If I restart it as me, ntpdate is run, but not with an sh derivative. My shell is tcsh, and what I start uses my environment variables. My init script also has #!/bin/sh as the first line, but that doesn't necessarily prevent environment variables from being inherited.
echo $tcsh
6.18.01
sh
echo $SHELL
/bin/tcsh I've added setting the shell to my startup script for now. And, to show you what's happening, here's a snippet that echoes $SHELL: xymon_precmd() { echo $SHELL SHELL="/bin/sh" export SHELL
touch ${xymon_pidfile} && chown ${xymon_user} ${xymon_pidfile}
}
And so, even though the startup script is run with /bin/sh, the $SHELL variable is still set to /bin/tcsh:
/etc/rc.d/xymon restart
Stopping xymon. Waiting for PIDS: 29042. /bin/tcsh Starting xymon.
-Tracy
On Thu, Oct 16, 2014 at 11:43 PM, Jeremy Laidman <jlaidman at rebel-it.com.au> wrote:
On 17 October 2014 15:16, Tracy Di Marco White <gendalia at iastate.edu> wrote:
If I restart xymon while using tcsh, for example, suddenly my ntp test breaks,
Is this a client or server?
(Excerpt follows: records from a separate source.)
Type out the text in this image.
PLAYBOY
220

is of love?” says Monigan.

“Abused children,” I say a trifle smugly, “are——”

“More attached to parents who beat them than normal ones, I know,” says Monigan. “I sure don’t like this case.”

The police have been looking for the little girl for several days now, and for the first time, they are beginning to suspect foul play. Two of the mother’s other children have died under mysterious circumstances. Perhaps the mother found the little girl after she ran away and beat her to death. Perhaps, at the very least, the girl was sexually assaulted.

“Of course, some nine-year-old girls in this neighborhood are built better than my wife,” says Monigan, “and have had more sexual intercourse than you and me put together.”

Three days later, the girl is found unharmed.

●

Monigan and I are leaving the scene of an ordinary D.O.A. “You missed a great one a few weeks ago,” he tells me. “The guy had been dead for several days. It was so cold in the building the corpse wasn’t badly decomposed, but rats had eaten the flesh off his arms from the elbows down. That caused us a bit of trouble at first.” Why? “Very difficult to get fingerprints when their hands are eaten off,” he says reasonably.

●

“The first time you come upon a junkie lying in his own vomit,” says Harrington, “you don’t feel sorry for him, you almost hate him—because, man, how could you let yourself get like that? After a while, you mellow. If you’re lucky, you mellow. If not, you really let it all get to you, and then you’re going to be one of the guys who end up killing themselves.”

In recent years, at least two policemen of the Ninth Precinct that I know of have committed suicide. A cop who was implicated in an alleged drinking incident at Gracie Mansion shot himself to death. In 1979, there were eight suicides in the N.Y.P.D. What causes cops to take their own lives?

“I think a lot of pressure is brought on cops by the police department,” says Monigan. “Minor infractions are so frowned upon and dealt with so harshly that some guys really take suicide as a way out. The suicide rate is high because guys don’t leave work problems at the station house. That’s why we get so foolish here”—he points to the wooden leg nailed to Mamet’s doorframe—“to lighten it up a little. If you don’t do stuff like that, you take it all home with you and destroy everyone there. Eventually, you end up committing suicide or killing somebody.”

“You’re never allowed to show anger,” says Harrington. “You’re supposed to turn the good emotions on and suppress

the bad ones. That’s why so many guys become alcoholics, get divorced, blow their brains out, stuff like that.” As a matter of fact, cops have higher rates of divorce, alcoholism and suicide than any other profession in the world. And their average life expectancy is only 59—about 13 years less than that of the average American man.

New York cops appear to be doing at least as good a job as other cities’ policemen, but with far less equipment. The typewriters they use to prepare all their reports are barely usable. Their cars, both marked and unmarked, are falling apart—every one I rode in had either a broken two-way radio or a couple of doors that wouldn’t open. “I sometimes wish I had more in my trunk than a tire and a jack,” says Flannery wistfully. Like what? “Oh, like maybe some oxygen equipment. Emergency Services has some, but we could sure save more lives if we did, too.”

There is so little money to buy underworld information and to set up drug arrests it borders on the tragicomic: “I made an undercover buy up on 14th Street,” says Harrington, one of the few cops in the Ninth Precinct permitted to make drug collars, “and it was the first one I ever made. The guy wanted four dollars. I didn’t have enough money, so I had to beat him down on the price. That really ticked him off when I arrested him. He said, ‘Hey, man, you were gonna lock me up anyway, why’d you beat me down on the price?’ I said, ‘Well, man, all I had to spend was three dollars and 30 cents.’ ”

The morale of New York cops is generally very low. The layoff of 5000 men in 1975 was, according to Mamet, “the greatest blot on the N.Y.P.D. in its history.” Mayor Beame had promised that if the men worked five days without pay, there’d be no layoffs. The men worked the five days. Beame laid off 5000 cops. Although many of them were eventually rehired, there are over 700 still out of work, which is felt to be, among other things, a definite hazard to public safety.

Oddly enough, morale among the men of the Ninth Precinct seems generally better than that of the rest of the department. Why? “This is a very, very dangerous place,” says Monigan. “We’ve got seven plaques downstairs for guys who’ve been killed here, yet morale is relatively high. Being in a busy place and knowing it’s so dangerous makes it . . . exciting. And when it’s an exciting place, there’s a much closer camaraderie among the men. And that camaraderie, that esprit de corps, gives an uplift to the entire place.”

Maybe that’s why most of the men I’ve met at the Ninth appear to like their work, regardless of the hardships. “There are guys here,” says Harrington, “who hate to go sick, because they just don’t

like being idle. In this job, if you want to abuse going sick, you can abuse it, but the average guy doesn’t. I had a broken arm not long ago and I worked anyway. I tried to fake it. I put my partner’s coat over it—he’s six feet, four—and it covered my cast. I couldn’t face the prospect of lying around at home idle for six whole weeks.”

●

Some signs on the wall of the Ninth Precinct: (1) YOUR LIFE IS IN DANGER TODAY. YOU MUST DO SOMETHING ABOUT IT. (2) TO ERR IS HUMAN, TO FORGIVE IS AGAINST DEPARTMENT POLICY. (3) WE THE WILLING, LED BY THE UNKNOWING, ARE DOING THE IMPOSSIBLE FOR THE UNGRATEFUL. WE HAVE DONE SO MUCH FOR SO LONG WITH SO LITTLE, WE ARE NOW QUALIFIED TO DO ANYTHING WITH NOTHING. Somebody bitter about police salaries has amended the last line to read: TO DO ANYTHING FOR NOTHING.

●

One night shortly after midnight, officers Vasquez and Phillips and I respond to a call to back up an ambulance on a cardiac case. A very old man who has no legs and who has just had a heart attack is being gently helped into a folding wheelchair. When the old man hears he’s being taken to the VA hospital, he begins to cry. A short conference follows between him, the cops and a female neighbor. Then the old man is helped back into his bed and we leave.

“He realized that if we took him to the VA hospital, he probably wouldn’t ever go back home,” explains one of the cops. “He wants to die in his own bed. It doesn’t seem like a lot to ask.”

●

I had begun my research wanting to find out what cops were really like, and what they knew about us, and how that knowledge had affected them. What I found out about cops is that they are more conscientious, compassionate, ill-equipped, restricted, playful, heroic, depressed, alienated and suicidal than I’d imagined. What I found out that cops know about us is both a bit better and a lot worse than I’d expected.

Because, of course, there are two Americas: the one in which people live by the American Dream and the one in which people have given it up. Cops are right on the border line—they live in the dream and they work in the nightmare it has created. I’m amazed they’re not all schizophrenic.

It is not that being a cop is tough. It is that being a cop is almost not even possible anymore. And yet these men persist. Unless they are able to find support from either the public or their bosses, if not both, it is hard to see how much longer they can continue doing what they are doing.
How did you restart xymon? My init script has "#! /bin/sh" in the first line, so I don't think it should matter what shell I run it from.
For the moment, I've hard coded 'export SHELL=/bin/sh' in the startup script for xymon, but the assumption shouldn't be made that $SHELL is a /bin/sh derivative.
Curiously, the code that runs the "ntpdate" command is this:
execl("/bin/sh", "sh", "-c", cmd, NULL);
where "cmd" is the command (passed into the run_command() function. So, I'm perplexed why it should matter what shell is running. As far as I can tell, none of Xymon's binaries or scripts reference $SHELL.